Я слышала, как он перевернулся с боку на бок, лежа на полу. Я почти ждала этого, затаив дыхание. Очень долго ничего не было слышно. Потом он застонал. Так непроизвольно стонут люди, когда они одни и о чем-то напряженно думают. Нет, это даже был не стон, это было нечто большее. Потом снова стало тихо. Наверное, он сам испугался и подумал: она меня слышит. Или он стонал во сне? После всех передряг в этом не было бы ничего удивительного.
Я тихо встала и босиком подошла к двери. Вдруг он заболел и ему нужна моя помощь? Я сразу вспомнила, что люди говорили о холере.
Я прижалась ухом к щели, чтобы подслушать, спит ли он. Я хорошо слышала его дыхание. Он, однако, не спал. Иногда становилось так тихо, словно в кухне никого не было. Потом он снова принимался что-то шептать. Я, правда, не могла понять что. Иногда он тяжело переворачивался с боку на бок.
Мне стало холодно. Через щель в двери тянуло сквозняком. Я не знала, что мне делать. Если я подойду к нему и спрошу, что с ним, он может превратно меня понять или вообще вообразить обо мне невесть что. Старый халат я оставила висеть на кухне. Я так боялась, что мне сведет ступни, что поцарапала пальцами пол.
За моей спиной раздался негромкий крик. Потом еще один. Это кричал сыч. От страха я открыла дверь.
«Что такое?» — воскликнул он. Он явно хотел на меня накричать, как уже делал это днем. Но это ему не удалось, так как голос его осекся. Я посмотрела на его лицо. Он лежал, уткнувшись в матрац. Луна ярко освещала кухню.
Я опустилась рядом с ним на колени и спросила: «Вы ничего не хотите мне сказать?»
Но он не мог говорить, он плакал.
Я тоже заплакала, потому что все это было очень страшно и потому что плакал он. Рассказать об этом словами невозможно. Всю ночь я пыталась его успокоить.
«Вы на самом деле этого не знаете?» — спросила она меня, немного помолчав. Я должен заметить, что она не проронила ни одной слезинки, рассказывая об этом.
«Что вы хотите этим сказать? Что я должен знать?» — спросил я в ответ.
«Вы не потеряли тогда своих близких?»
«Нет, погибло несколько знакомых, но все близкие остались живы».
У него в ту ночь погибли все родные, и он умолчал об этом. Погибли родители, сестра и бабушка, которая, как я думаю, жила с ними. Он сам спасся лишь случайно. Но он считал, что просто сбежал, и остро чувствовал свою вину. Вот что было. Я не смогла его переубедить.
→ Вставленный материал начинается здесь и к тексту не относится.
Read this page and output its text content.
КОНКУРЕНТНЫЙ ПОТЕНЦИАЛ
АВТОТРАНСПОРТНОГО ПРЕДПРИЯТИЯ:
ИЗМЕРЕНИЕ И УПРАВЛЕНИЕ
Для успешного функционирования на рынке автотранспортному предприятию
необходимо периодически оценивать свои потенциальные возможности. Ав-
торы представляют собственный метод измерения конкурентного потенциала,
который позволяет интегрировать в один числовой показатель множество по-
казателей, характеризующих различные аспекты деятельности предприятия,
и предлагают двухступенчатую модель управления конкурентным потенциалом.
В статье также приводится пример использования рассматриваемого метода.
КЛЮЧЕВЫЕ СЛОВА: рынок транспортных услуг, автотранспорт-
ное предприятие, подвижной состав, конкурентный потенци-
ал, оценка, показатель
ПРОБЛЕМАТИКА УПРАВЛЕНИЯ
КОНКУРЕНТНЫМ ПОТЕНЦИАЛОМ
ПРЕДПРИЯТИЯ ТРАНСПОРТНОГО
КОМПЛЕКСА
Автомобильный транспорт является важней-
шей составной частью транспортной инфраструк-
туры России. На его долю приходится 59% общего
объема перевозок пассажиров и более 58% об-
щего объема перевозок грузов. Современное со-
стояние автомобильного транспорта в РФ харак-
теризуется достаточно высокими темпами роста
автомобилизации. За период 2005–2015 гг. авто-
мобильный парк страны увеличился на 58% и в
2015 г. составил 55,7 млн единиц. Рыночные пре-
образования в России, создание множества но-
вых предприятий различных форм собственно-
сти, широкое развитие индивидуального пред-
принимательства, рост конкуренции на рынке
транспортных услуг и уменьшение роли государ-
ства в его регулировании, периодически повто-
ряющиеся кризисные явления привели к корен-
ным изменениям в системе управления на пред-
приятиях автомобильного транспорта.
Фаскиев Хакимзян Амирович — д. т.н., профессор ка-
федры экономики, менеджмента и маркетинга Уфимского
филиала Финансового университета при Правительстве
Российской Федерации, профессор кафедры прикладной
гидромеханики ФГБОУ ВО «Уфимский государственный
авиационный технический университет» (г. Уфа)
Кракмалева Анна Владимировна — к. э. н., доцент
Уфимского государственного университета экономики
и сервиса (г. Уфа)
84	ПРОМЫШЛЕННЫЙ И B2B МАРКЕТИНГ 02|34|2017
Они все жили в Гамбурге, недалеко от того места, где он нашел меня. Все остальное он рассказывал мне так, чтобы не выдать себя. То, что он говорил об отпуске, было правдой. Дома испекли сливовый пирог, потому что это был последний день его отпуска. Он все время возвращался в своем рассказе к этому сливовому пирогу, и мне было невыносимо больно его слушать. Именно тогда случилось самое худшее. Пирог уже был готов, когда завыла сирена воздушной тревоги. Они вытащили его из духовки, чтобы дать остыть, поставили его на стол и пошли в подвал. Тот пирог — это было последнее, что видел Матес в своей квартире.
Потом начался налет. Никто из нас не мог предположить, что он будет таким страшным. Мы ждали того, к чему мы привыкли за несколько лет. В некоторых местах бомбы попадут в дома, они сгорят. При этом погибнут несколько человек, а потом налет кончится, и все будут этому радоваться. Да, люди привыкли к налетам: такова жизнь. Матес был молод, к тому же он был солдатом и, наверное, решил показать, что ему все нипочем. Я могу хорошо себе это представить. Или же ему было просто скучно сидеть в подвале со стариками и женщинами.
Когда он услышал, что бомба попала в дом, стоявший напротив, он выбежал из подвала, чтобы принять участие в тушении пожара. Это было вполне правильным решением. Я несколько раз ему это повторила. Выйдя наружу, он понял, что этот налет намного сильнее того, который был два дня назад. Тогда бомбы упали на отдаленный район, и все думали, что повторения не будет. Говорили, что у противников просто нет столько самолетов и они не смогут снова совершить подобное. Но они ошибались.